Table 1 List of included mitogenomes (accessed 2016-10-17)

Methods

This study was carried out on a specimen of Orcula dolium dolium (RMNH 114169) collected in 2009 in SW Berchtesgaden (Bayern, Germany). DNA was extracted with a Qiagen DNA tissue kit. Total yield of DNA extracted was ~13 ug (DNA conc. 66.7 ng/ul with an elution volume of 200 ul). Using universal barcoding primers [14] a partial sequence (655 nt) of Cytochrome Oxidase subunit I (COI) was obtained using the procedure described in [15]. This sequence was used to design specimen specific primers (Orcula_529_COI_F 5′-CTAAGACTATTTGTGTGGTCGATCTTA-3′ and Orcula_336_COI_R 5′-TCTAGACCTAATCAAAAGAACAAATGAAG-3′) to amlify the complete mitogenome of O. dolium. An amplicon with a length of 13,871 nt was obtained with GoTaq long PCR Master Mix (Promega) using the manufacturers protocol. Thermocycling profile was 2 m. at 94 °C, followed by 40 cycles of 30 s. at 94 °C, 15 m. at 65 °C, 10 m. at 72 °C. The PCR product was gel purified with the Wizard SV gel and PCR cleanup-system (Promega) and subsequently checked on a BioAnalyzer 2100 using a DNA 12000 chip (Agilent). The Orcula library was part of a combined run in which different samples were pooled.
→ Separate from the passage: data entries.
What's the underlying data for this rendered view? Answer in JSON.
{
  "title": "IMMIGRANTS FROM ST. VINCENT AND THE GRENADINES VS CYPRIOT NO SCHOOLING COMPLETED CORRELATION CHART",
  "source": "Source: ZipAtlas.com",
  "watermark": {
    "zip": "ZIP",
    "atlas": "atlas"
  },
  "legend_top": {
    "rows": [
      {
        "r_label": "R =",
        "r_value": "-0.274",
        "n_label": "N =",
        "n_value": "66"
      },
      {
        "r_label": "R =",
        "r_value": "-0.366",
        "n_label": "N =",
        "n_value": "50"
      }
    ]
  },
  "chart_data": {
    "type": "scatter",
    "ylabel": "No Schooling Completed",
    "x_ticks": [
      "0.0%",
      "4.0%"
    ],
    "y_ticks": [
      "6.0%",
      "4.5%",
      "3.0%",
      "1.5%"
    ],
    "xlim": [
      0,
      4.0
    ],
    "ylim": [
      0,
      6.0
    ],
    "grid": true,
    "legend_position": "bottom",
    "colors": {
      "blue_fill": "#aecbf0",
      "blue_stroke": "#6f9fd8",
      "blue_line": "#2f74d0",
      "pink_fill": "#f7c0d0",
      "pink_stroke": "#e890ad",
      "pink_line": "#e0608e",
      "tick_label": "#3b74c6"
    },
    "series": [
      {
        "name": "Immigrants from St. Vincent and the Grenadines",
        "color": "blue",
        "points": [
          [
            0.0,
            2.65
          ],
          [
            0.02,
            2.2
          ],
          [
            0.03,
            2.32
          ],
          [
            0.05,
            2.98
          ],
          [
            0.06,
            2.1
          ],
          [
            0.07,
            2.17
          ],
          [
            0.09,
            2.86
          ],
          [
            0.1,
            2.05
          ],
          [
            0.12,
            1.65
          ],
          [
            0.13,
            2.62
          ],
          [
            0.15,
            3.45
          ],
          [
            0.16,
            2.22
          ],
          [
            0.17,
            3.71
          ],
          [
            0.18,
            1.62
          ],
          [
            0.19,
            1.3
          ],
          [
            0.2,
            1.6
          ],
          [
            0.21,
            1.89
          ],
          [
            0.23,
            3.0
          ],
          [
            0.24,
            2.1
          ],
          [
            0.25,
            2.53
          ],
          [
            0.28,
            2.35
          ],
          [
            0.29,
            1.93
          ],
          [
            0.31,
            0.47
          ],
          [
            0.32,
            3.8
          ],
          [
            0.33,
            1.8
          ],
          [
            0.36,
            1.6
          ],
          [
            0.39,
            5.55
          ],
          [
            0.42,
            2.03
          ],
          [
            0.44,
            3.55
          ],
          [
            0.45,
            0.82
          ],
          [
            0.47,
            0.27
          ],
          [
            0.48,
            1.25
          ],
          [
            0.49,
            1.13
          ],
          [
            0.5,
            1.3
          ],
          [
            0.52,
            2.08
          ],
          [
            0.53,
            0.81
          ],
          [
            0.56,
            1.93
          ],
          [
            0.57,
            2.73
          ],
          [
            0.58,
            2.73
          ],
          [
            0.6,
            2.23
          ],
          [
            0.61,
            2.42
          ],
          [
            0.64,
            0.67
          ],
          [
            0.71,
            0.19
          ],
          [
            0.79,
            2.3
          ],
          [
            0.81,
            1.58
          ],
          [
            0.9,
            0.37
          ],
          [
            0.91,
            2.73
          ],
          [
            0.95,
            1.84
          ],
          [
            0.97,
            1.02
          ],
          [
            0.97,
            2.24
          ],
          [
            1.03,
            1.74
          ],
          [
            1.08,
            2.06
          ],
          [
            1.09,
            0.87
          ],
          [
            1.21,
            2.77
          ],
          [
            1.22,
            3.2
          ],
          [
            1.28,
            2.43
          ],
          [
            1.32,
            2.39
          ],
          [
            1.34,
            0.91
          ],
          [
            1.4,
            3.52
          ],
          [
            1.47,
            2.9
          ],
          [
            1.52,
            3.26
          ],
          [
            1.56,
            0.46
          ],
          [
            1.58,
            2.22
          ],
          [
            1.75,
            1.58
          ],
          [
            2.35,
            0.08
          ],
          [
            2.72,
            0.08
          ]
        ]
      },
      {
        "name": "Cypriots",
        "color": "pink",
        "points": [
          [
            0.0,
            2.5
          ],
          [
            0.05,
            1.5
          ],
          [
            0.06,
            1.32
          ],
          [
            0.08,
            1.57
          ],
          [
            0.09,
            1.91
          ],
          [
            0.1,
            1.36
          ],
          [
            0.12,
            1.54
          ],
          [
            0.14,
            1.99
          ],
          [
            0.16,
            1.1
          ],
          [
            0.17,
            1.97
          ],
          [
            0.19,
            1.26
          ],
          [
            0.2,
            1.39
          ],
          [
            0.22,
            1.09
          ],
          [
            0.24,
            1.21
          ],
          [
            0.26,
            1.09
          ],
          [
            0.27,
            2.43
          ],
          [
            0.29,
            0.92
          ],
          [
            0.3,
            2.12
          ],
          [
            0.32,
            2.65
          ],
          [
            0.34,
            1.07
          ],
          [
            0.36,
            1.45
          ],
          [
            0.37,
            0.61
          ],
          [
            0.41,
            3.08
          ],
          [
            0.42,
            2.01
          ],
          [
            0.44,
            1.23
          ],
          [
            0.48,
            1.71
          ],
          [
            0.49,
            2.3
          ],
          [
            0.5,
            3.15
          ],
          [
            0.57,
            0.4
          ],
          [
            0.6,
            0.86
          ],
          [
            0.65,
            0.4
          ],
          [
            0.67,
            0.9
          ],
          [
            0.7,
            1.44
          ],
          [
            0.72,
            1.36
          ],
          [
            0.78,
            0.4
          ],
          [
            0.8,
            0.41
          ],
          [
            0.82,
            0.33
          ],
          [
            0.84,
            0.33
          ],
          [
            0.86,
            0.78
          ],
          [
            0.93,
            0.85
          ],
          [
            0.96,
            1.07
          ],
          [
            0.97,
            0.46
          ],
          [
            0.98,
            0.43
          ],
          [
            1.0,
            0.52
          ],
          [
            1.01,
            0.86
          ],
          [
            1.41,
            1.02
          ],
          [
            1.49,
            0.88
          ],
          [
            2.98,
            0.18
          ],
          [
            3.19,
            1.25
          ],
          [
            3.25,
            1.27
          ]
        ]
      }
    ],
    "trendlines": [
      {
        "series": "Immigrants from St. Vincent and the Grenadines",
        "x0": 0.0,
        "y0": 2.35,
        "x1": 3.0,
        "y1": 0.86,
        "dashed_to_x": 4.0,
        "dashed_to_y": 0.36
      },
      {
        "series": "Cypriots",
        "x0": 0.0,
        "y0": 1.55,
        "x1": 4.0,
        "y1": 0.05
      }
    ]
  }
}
The purified amplicon was enzymatically digested and individual samples were ligated with a unique Ion Express Barcode Adapter (Life Technologies) using the NEBNext Fast DNA & Library Prep Set for Ion Torrent (New England Biolabs), following the manufacturers instructions. After ligation samples were quantified on the Bioanalyser 2100 using a DNA High sensitivity chip (Agilent). An equimolair pool was prepared of the highest possible concentration. This equimolair pool was diluted according to the calculated template dilution factor to target 10–30% of all positive Ion Sphere Particles. Template preparation and enrichment was carried out with the Ion Touch 2 system, using the OT2 400 kit (Life Technologies), according to the manufactures protocol (7218RevA0). The enriched Ion Sphere Particles were prepared for sequencing on a Personal Genome Machine (PGM) with the Ion PGM 400 Sequencing kit as described in the protocol using a 316v2 chip.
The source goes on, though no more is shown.